Some of the others I tried/looked at:
*Regain* - http://regain.sourceforge.net/ - actually the best after IBM OmniFind!
*Terrier* - http://ir.dcs.gla.ac.uk/terrier/
*Egothor* - http://www.egothor.org/
*Lucene* - http://lucene.apache.org/java/docs/index.html - The IBM Ominfind uses this also!

Below is a quick note from my work diary when i was researching and trying solutions:

"This was by the far the easiest, most advanced (in terms of development) and provided the best results from all of the softwares that I tested and looked at. The only issue when installing was a missing Java RHEL compatibility package, once this was yummed on my test server the install went very smoothly.

The software has a web interface for configuring and searching and uses a port off its own java applet server, Jetty, I think. The download package includes its own Java runtime environments which alleviates the pain of trying to get the right version, for that matter, a working version of Java.

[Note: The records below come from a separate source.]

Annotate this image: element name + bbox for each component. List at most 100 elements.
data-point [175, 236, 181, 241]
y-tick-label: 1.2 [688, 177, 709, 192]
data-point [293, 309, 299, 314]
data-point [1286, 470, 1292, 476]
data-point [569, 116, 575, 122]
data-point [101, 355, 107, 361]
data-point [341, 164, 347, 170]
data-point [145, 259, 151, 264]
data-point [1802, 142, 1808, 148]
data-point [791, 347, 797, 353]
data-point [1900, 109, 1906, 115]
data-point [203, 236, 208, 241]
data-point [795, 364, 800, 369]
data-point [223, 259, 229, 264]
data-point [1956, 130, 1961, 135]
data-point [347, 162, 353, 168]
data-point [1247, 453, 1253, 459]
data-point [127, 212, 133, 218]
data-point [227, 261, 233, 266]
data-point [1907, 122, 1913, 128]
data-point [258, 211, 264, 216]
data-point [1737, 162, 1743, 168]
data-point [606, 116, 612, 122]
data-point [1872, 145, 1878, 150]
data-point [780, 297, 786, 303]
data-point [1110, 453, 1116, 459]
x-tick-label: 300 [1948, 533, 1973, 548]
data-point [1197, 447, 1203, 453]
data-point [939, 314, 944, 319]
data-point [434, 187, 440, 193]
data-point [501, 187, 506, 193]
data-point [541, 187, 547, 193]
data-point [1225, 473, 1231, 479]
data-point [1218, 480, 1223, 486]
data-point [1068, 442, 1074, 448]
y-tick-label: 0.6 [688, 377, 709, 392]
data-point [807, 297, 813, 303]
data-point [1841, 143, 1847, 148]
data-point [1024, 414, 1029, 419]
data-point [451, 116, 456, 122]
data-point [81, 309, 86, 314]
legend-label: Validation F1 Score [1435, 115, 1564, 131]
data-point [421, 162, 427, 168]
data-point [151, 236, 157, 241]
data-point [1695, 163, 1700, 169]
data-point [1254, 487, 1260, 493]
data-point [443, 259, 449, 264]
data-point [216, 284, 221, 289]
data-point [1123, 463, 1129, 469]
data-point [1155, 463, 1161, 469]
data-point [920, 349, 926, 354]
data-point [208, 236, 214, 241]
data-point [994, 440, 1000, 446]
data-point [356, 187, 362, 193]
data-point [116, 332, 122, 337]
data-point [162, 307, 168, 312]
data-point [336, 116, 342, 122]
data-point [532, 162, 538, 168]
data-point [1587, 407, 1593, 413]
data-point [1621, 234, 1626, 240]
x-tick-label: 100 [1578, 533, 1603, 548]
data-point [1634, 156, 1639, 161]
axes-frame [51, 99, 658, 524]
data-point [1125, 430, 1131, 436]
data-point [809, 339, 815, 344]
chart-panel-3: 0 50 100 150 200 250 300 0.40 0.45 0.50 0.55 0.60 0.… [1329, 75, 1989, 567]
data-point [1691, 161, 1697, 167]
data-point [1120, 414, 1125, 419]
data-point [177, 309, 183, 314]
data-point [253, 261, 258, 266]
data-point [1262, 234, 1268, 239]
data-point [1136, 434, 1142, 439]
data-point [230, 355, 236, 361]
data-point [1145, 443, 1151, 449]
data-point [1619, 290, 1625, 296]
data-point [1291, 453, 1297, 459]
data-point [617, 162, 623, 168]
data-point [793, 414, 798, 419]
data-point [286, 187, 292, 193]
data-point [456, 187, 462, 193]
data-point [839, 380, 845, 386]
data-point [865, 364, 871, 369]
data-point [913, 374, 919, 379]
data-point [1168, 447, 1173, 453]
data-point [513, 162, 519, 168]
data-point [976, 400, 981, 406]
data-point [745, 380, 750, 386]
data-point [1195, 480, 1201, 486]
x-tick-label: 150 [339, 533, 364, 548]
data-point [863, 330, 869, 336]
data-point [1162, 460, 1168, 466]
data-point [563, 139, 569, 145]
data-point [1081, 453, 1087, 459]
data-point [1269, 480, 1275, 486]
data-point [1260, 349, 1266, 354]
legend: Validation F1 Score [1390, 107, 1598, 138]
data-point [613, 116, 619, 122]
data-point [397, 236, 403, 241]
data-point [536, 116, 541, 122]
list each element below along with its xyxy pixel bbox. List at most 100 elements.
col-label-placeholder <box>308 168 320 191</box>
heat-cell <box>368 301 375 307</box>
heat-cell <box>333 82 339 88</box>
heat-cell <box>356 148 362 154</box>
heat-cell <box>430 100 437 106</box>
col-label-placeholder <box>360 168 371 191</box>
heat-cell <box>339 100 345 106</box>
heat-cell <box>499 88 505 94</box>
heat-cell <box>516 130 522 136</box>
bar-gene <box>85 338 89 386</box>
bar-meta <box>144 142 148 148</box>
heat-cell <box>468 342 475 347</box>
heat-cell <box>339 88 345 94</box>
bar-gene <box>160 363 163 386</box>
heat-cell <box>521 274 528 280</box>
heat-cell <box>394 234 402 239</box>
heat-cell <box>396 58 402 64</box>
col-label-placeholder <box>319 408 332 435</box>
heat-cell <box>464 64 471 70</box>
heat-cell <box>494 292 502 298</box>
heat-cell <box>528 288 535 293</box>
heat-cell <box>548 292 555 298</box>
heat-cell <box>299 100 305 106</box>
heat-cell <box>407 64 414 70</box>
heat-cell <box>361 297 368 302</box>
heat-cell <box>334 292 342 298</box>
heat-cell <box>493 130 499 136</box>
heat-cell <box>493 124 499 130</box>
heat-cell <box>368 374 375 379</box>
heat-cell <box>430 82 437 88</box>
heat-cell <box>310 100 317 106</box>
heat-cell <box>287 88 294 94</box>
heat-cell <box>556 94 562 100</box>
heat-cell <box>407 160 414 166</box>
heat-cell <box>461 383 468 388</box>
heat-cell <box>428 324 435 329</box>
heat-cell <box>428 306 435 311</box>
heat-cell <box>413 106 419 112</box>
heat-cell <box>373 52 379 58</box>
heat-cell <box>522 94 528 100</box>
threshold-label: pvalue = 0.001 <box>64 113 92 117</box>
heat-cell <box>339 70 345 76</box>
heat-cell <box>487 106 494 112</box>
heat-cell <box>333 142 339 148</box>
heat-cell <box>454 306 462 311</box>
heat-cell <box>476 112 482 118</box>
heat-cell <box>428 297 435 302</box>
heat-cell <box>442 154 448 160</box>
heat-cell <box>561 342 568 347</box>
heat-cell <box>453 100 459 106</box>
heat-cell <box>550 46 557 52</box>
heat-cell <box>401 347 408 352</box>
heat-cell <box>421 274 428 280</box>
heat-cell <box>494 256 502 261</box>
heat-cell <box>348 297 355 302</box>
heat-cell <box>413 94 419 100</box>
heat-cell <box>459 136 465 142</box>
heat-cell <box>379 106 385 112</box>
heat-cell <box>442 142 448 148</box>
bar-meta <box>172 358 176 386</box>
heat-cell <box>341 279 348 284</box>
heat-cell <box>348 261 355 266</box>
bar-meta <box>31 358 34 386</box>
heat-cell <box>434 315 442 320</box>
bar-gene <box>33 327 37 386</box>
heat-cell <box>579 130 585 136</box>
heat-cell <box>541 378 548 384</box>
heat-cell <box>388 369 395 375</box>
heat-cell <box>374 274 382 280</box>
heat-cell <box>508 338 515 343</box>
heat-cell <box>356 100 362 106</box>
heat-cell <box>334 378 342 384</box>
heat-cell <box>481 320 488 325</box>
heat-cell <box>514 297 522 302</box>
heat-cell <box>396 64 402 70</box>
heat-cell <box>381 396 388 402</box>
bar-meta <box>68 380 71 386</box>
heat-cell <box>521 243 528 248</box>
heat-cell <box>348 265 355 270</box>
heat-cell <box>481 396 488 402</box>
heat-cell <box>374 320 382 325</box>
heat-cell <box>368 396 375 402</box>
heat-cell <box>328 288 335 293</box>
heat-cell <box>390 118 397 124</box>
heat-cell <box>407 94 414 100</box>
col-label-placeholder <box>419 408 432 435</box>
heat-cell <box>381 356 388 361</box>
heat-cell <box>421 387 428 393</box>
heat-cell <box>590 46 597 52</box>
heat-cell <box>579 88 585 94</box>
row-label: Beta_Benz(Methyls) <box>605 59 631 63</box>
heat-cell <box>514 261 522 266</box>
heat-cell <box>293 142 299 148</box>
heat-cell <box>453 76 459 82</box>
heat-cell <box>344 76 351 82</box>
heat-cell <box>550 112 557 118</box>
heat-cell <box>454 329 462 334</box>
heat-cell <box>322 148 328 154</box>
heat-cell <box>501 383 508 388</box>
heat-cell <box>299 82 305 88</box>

The crawling process is pretty resource hungry but seems very quick for what it is doing, the results are even more surprising, lots of results and fairly relevant ones at that, out of all the software that I tried this picked up the most file types and search the most files. Sometimes the crawler does not index every file but that is something I am working on. I currently have it indexing over 200,000 files and it only results in an index size of 4-5gb, thats without caching the files….

The catch with this software? well it is not entirely Opensource, it uses the Lucene package but also incorporates some fairly heavy stuff from Yahoo and IBM, they have stated also they do not plan to make this particular version a paided one. They have a entrprise version for more than 500,000 files. The seem to be trying to get a foot in the searching world by providing a free version to entice people/companies in. Probably not such a bad idea, g$$gle really needs some proper competition"


Feel free to contact me if you think I can help out - I would be happy to try! I can even send you a de-sensitized screenie of a typical search on our server!

--
Best Regards,

Gerard

"In God we trust, all others bring data"
-- Framed plaque from the '60s, hanging in the Mission Evaluation Room at 
Johnson Space Center, downstairs from Mission Control.